À travers le pare-brise, Miles Lord admirait, sans réserve, les grands arbres qui encadraient la montée abrupte. Leur écorce d’un beau gris foncé se détachait par plaques, sous un épais feuillage verdoyant. Il avait déjà visité cette région, plus d’une fois, et reconnaissait les essences les plus communes, sycomores, hêtres et chênes. Mais il avait toujours pris ces arbres touffus pour une variété de peupliers. Aujourd’hui, il avait pleinement connaissance de son erreur.

« Ce sont des arbres de la princesse. Paulownia tomentosaJ’ai lu hier soir qu’à cette époque de l’année, les plus mûrs expulsent leurs graines, et chacun d’eux répand des millions de semences. Pas étonnant qu’il en pousse dans tous les coins.
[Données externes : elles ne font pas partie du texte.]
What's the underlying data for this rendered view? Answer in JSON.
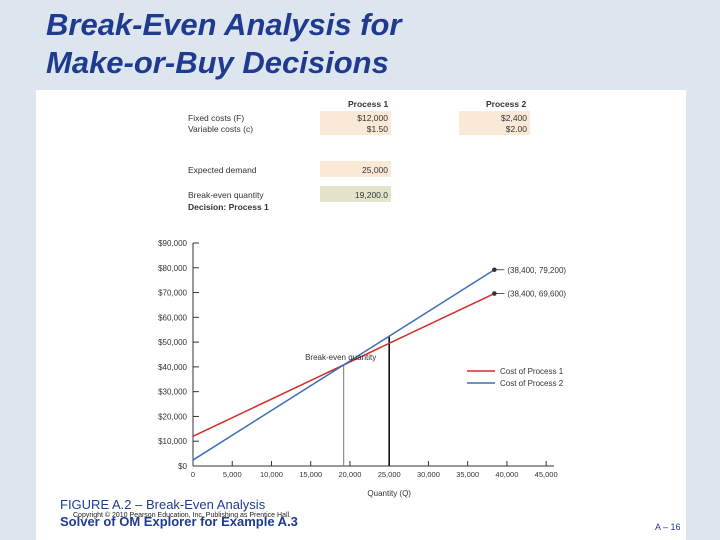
{
  "slide": {
    "title_line1": "Break-Even Analysis for",
    "title_line2": "Make-or-Buy Decisions",
    "caption": "FIGURE A.2 – Break-Even Analysis",
    "copyright": "Copyright © 2010 Pearson Education, Inc. Publishing as Prentice Hall.",
    "subcaption": "Solver of OM Explorer for Example A.3",
    "page_number": "A – 16"
  },
  "table": {
    "col1_header": "Process 1",
    "col2_header": "Process 2",
    "rows": [
      {
        "label": "Fixed costs (F)",
        "p1": "$12,000",
        "p2": "$2,400"
      },
      {
        "label": "Variable costs (c)",
        "p1": "$1.50",
        "p2": "$2.00"
      }
    ],
    "demand_label": "Expected demand",
    "demand_value": "25,000",
    "breakeven_label": "Break-even quantity",
    "breakeven_value": "19,200.0",
    "decision_label": "Decision: Process 1"
  },
  "chart_data": {
    "type": "line",
    "title": "",
    "xlabel": "Quantity (Q)",
    "ylabel": "",
    "xlim": [
      0,
      46000
    ],
    "ylim": [
      0,
      90000
    ],
    "x_ticks": [
      0,
      5000,
      10000,
      15000,
      20000,
      25000,
      30000,
      35000,
      40000,
      45000
    ],
    "x_tick_labels": [
      "0",
      "5,000",
      "10,000",
      "15,000",
      "20,000",
      "25,000",
      "30,000",
      "35,000",
      "40,000",
      "45,000"
    ],
    "y_ticks": [
      0,
      10000,
      20000,
      30000,
      40000,
      50000,
      60000,
      70000,
      80000,
      90000
    ],
    "y_tick_labels": [
      "$0",
      "$10,000",
      "$20,000",
      "$30,000",
      "$40,000",
      "$50,000",
      "$60,000",
      "$70,000",
      "$80,000",
      "$90,000"
    ],
    "series": [
      {
        "name": "Cost of Process 1",
        "color": "#d42b2b",
        "x": [
          0,
          38400
        ],
        "y": [
          12000,
          69600
        ]
      },
      {
        "name": "Cost of Process 2",
        "color": "#3b6fb6",
        "x": [
          0,
          38400
        ],
        "y": [
          2400,
          79200
        ]
      }
    ],
    "breakeven_x": 19200,
    "demand_x": 25000,
    "annotations": [
      {
        "text": "Break-even quantity"
      },
      {
        "text": "(38,400, 79,200)",
        "x": 38400,
        "y": 79200
      },
      {
        "text": "(38,400, 69,600)",
        "x": 38400,
        "y": 69600
      }
    ],
    "legend_position": "right",
    "grid": false
  }
}
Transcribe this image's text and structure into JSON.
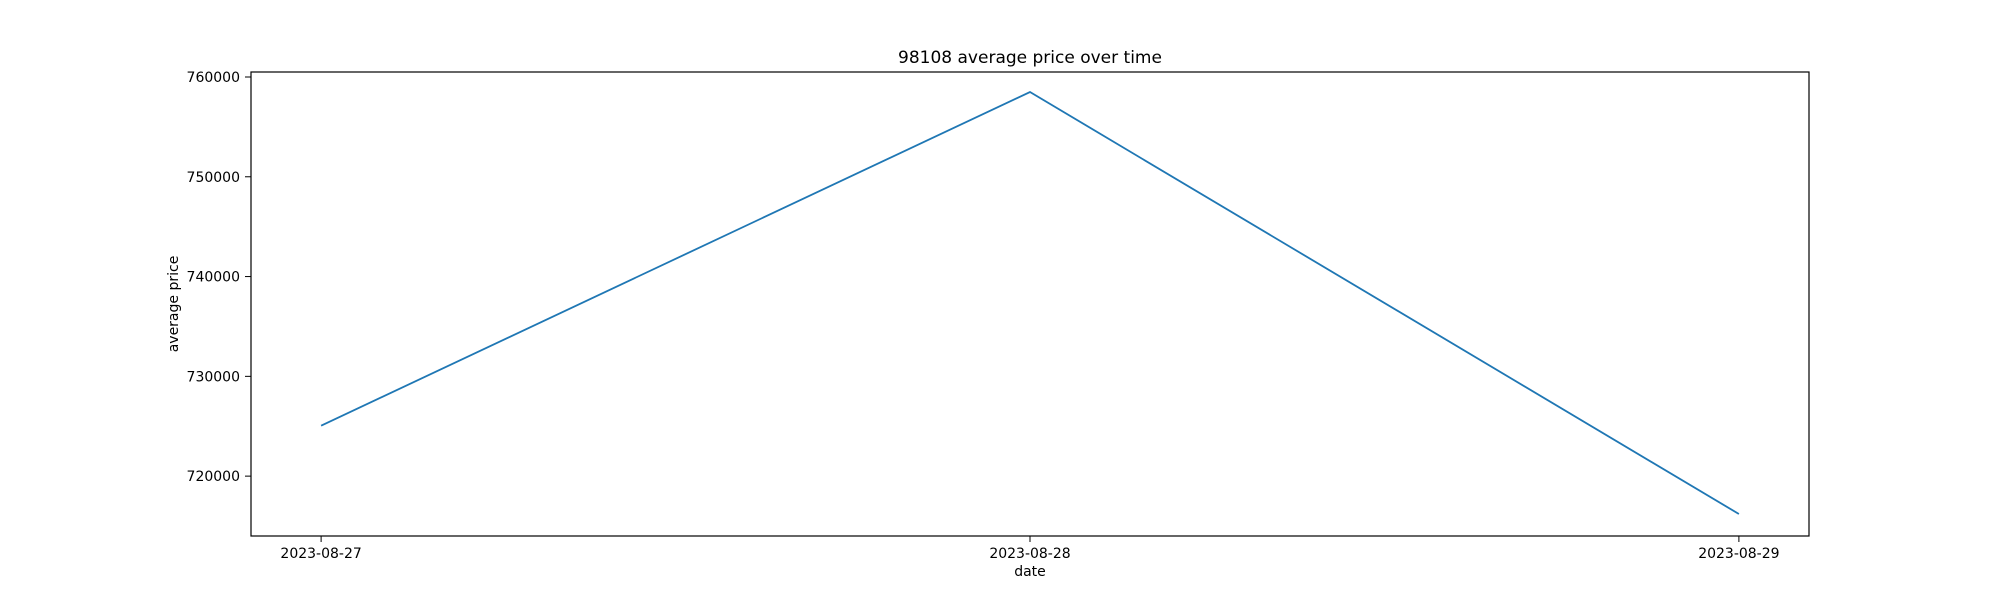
{
  "chart_data": {
    "type": "line",
    "title": "98108 average price over time",
    "xlabel": "date",
    "ylabel": "average price",
    "x": [
      "2023-08-27",
      "2023-08-28",
      "2023-08-29"
    ],
    "series": [
      {
        "values": [
          725050,
          758500,
          716200
        ],
        "color": "#1f77b4"
      }
    ],
    "yticks": [
      720000,
      730000,
      740000,
      750000,
      760000
    ],
    "ytick_labels": [
      "720000",
      "730000",
      "740000",
      "750000",
      "760000"
    ],
    "xtick_labels": [
      "2023-08-27",
      "2023-08-28",
      "2023-08-29"
    ],
    "ylim": [
      714000,
      760500
    ],
    "grid": false,
    "legend": false
  }
}
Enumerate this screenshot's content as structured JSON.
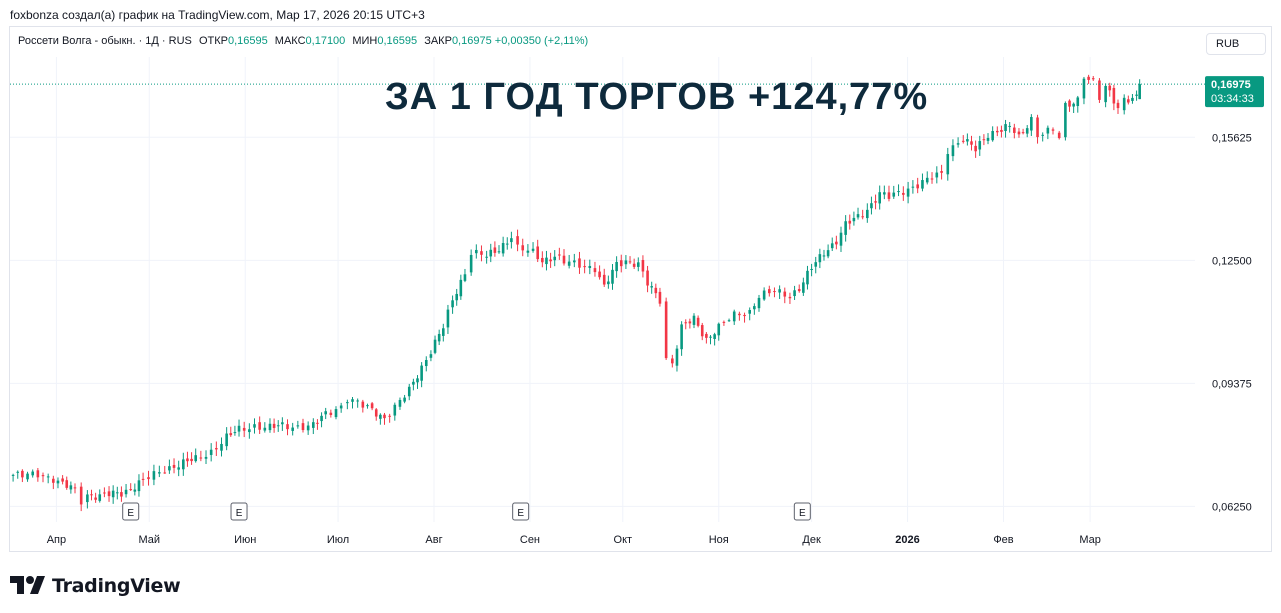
{
  "header": {
    "author_line": "foxbonza создал(а) график на TradingView.com, Мар 17, 2026 20:15 UTC+3"
  },
  "legend": {
    "symbol": "Россети Волга - обыкн. · 1Д · RUS",
    "open_label": "ОТКР",
    "open_value": "0,16595",
    "high_label": "МАКС",
    "high_value": "0,17100",
    "low_label": "МИН",
    "low_value": "0,16595",
    "close_label": "ЗАКР",
    "close_value": "0,16975",
    "change": "+0,00350 (+2,11%)"
  },
  "currency_button": "RUB",
  "headline": "ЗА 1 ГОД ТОРГОВ +124,77%",
  "price_tag": {
    "price": "0,16975",
    "countdown": "03:34:33"
  },
  "footer": {
    "brand": "TradingView"
  },
  "colors": {
    "up": "#089981",
    "down": "#f23645",
    "grid": "#f0f3fa",
    "headline": "#0e2a3c"
  },
  "chart_data": {
    "type": "candlestick",
    "title": "Россети Волга - обыкн.",
    "interval": "1Д",
    "currency": "RUB",
    "ylim": [
      0.055,
      0.176
    ],
    "y_ticks": [
      0.0625,
      0.09375,
      0.125,
      0.15625
    ],
    "y_tick_labels": [
      "0,06250",
      "0,09375",
      "0,12500",
      "0,15625"
    ],
    "x_ticks": [
      {
        "label": "Апр",
        "date": "2025-04-01"
      },
      {
        "label": "Май",
        "date": "2025-05-01"
      },
      {
        "label": "Июн",
        "date": "2025-06-01"
      },
      {
        "label": "Июл",
        "date": "2025-07-01"
      },
      {
        "label": "Авг",
        "date": "2025-08-01"
      },
      {
        "label": "Сен",
        "date": "2025-09-01"
      },
      {
        "label": "Окт",
        "date": "2025-10-01"
      },
      {
        "label": "Ноя",
        "date": "2025-11-01"
      },
      {
        "label": "Дек",
        "date": "2025-12-01"
      },
      {
        "label": "2026",
        "date": "2026-01-01",
        "bold": true
      },
      {
        "label": "Фев",
        "date": "2026-02-01"
      },
      {
        "label": "Мар",
        "date": "2026-03-01"
      }
    ],
    "event_markers": [
      {
        "label": "E",
        "date": "2025-04-25"
      },
      {
        "label": "E",
        "date": "2025-05-30"
      },
      {
        "label": "E",
        "date": "2025-08-29"
      },
      {
        "label": "E",
        "date": "2025-11-28"
      }
    ],
    "last_price": 0.16975,
    "grid": true,
    "candles_note": "approximate daily closes, sampled",
    "candles": [
      {
        "d": "2025-03-18",
        "c": 0.0705
      },
      {
        "d": "2025-03-21",
        "c": 0.0702
      },
      {
        "d": "2025-03-26",
        "c": 0.0708
      },
      {
        "d": "2025-03-31",
        "c": 0.0695
      },
      {
        "d": "2025-04-03",
        "c": 0.068
      },
      {
        "d": "2025-04-07",
        "c": 0.0668
      },
      {
        "d": "2025-04-09",
        "c": 0.064
      },
      {
        "d": "2025-04-11",
        "c": 0.0655
      },
      {
        "d": "2025-04-15",
        "c": 0.065
      },
      {
        "d": "2025-04-18",
        "c": 0.0655
      },
      {
        "d": "2025-04-22",
        "c": 0.066
      },
      {
        "d": "2025-04-25",
        "c": 0.067
      },
      {
        "d": "2025-04-29",
        "c": 0.069
      },
      {
        "d": "2025-05-06",
        "c": 0.072
      },
      {
        "d": "2025-05-12",
        "c": 0.0735
      },
      {
        "d": "2025-05-16",
        "c": 0.0745
      },
      {
        "d": "2025-05-21",
        "c": 0.0765
      },
      {
        "d": "2025-05-26",
        "c": 0.08
      },
      {
        "d": "2025-05-30",
        "c": 0.082
      },
      {
        "d": "2025-06-04",
        "c": 0.083
      },
      {
        "d": "2025-06-09",
        "c": 0.0825
      },
      {
        "d": "2025-06-13",
        "c": 0.083
      },
      {
        "d": "2025-06-18",
        "c": 0.0828
      },
      {
        "d": "2025-06-23",
        "c": 0.083
      },
      {
        "d": "2025-06-27",
        "c": 0.086
      },
      {
        "d": "2025-07-02",
        "c": 0.088
      },
      {
        "d": "2025-07-04",
        "c": 0.09
      },
      {
        "d": "2025-07-09",
        "c": 0.088
      },
      {
        "d": "2025-07-12",
        "c": 0.087
      },
      {
        "d": "2025-07-16",
        "c": 0.085
      },
      {
        "d": "2025-07-21",
        "c": 0.089
      },
      {
        "d": "2025-07-24",
        "c": 0.092
      },
      {
        "d": "2025-07-28",
        "c": 0.098
      },
      {
        "d": "2025-07-31",
        "c": 0.102
      },
      {
        "d": "2025-08-04",
        "c": 0.108
      },
      {
        "d": "2025-08-07",
        "c": 0.115
      },
      {
        "d": "2025-08-11",
        "c": 0.122
      },
      {
        "d": "2025-08-13",
        "c": 0.127
      },
      {
        "d": "2025-08-18",
        "c": 0.126
      },
      {
        "d": "2025-08-22",
        "c": 0.128
      },
      {
        "d": "2025-08-26",
        "c": 0.131
      },
      {
        "d": "2025-08-28",
        "c": 0.128
      },
      {
        "d": "2025-09-02",
        "c": 0.127
      },
      {
        "d": "2025-09-05",
        "c": 0.125
      },
      {
        "d": "2025-09-09",
        "c": 0.126
      },
      {
        "d": "2025-09-12",
        "c": 0.1245
      },
      {
        "d": "2025-09-17",
        "c": 0.124
      },
      {
        "d": "2025-09-22",
        "c": 0.123
      },
      {
        "d": "2025-09-25",
        "c": 0.118
      },
      {
        "d": "2025-09-29",
        "c": 0.124
      },
      {
        "d": "2025-10-02",
        "c": 0.125
      },
      {
        "d": "2025-10-06",
        "c": 0.124
      },
      {
        "d": "2025-10-09",
        "c": 0.119
      },
      {
        "d": "2025-10-13",
        "c": 0.115
      },
      {
        "d": "2025-10-15",
        "c": 0.1
      },
      {
        "d": "2025-10-17",
        "c": 0.099
      },
      {
        "d": "2025-10-20",
        "c": 0.108
      },
      {
        "d": "2025-10-24",
        "c": 0.11
      },
      {
        "d": "2025-10-28",
        "c": 0.105
      },
      {
        "d": "2025-11-01",
        "c": 0.108
      },
      {
        "d": "2025-11-06",
        "c": 0.111
      },
      {
        "d": "2025-11-11",
        "c": 0.112
      },
      {
        "d": "2025-11-14",
        "c": 0.116
      },
      {
        "d": "2025-11-19",
        "c": 0.117
      },
      {
        "d": "2025-11-24",
        "c": 0.116
      },
      {
        "d": "2025-11-27",
        "c": 0.118
      },
      {
        "d": "2025-12-01",
        "c": 0.123
      },
      {
        "d": "2025-12-05",
        "c": 0.127
      },
      {
        "d": "2025-12-09",
        "c": 0.13
      },
      {
        "d": "2025-12-12",
        "c": 0.134
      },
      {
        "d": "2025-12-16",
        "c": 0.136
      },
      {
        "d": "2025-12-19",
        "c": 0.138
      },
      {
        "d": "2025-12-23",
        "c": 0.142
      },
      {
        "d": "2025-12-26",
        "c": 0.141
      },
      {
        "d": "2026-01-12",
        "c": 0.147
      },
      {
        "d": "2026-01-14",
        "c": 0.153
      },
      {
        "d": "2026-01-19",
        "c": 0.156
      },
      {
        "d": "2026-01-23",
        "c": 0.153
      },
      {
        "d": "2026-01-27",
        "c": 0.157
      },
      {
        "d": "2026-01-30",
        "c": 0.158
      },
      {
        "d": "2026-02-03",
        "c": 0.159
      },
      {
        "d": "2026-02-06",
        "c": 0.156
      },
      {
        "d": "2026-02-10",
        "c": 0.161
      },
      {
        "d": "2026-02-12",
        "c": 0.157
      },
      {
        "d": "2026-02-17",
        "c": 0.158
      },
      {
        "d": "2026-02-19",
        "c": 0.156
      },
      {
        "d": "2026-02-21",
        "c": 0.164
      },
      {
        "d": "2026-02-25",
        "c": 0.166
      },
      {
        "d": "2026-02-27",
        "c": 0.172
      },
      {
        "d": "2026-03-02",
        "c": 0.17
      },
      {
        "d": "2026-03-04",
        "c": 0.166
      },
      {
        "d": "2026-03-06",
        "c": 0.169
      },
      {
        "d": "2026-03-10",
        "c": 0.164
      },
      {
        "d": "2026-03-12",
        "c": 0.166
      },
      {
        "d": "2026-03-16",
        "c": 0.1662
      },
      {
        "d": "2026-03-17",
        "c": 0.16975
      }
    ]
  }
}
— Tu es déjà venu par ici ?

— Je connais Asheville, qu’on a traversé en venant, et aussi Boone, plus au nord. C’est un endroit magnifique où l’on peut skier en hiver, idéal également pour des vacances d’été.

— Ça me rappelle la Sibérie de ma grand-mère. Il y avait des montagnes de faible altitude et des forêts denses, comme celles-ci. L’air y était frais et pur. Je m’y plaisais beaucoup. »

Alentour, l’automne étalait ses couleurs. Prés et vallons flambaient, rouge et or, orange et jaune, dans la brume diffuse qui s’élevait, capricieuse, des creux les plus profonds. Seuls pins et arbres de la princesse conservaient les teintes vivaces de l’été.

Ils avaient attrapé, à Dallas, la correspondance pour Nashville. De là une navette à moitié vide les avait déposés à Asheville, une petite heure plus tôt. Auparavant, à Nashville, Lord avait manqué d’argent et s’était vu forcé d’utiliser sa carte de crédit. Nécessité regrettable, dans la mesure où les reçus correspondants pourraient être si facilement repérés. Mais ni plus ni moins, en somme, que les billets des lignes aériennes.

Il fallait espérer que les vantardises de Maxim Zoubarev, au sujet de ses accointances avec le FBI et l’administration des douanes, fussent nettement exagérées. Pourquoi, Lord n’aurait su le dire, mais il était persuadé que les Russes opéraient totalement à l’écart des autorités américaines. Avec d’occasionnels coups de pouce, sans doute, mais rien d’important ni de décisif pour une recherche à l’échelle nationale d’un avocat américain et d’une acrobate russe. Une telle recherche, estimait Lord, exigerait, à la base, trop d’explications trop approfondies. Que ne donneraient jamais les Russes avant de posséder les moyens d’en juguler les conséquences.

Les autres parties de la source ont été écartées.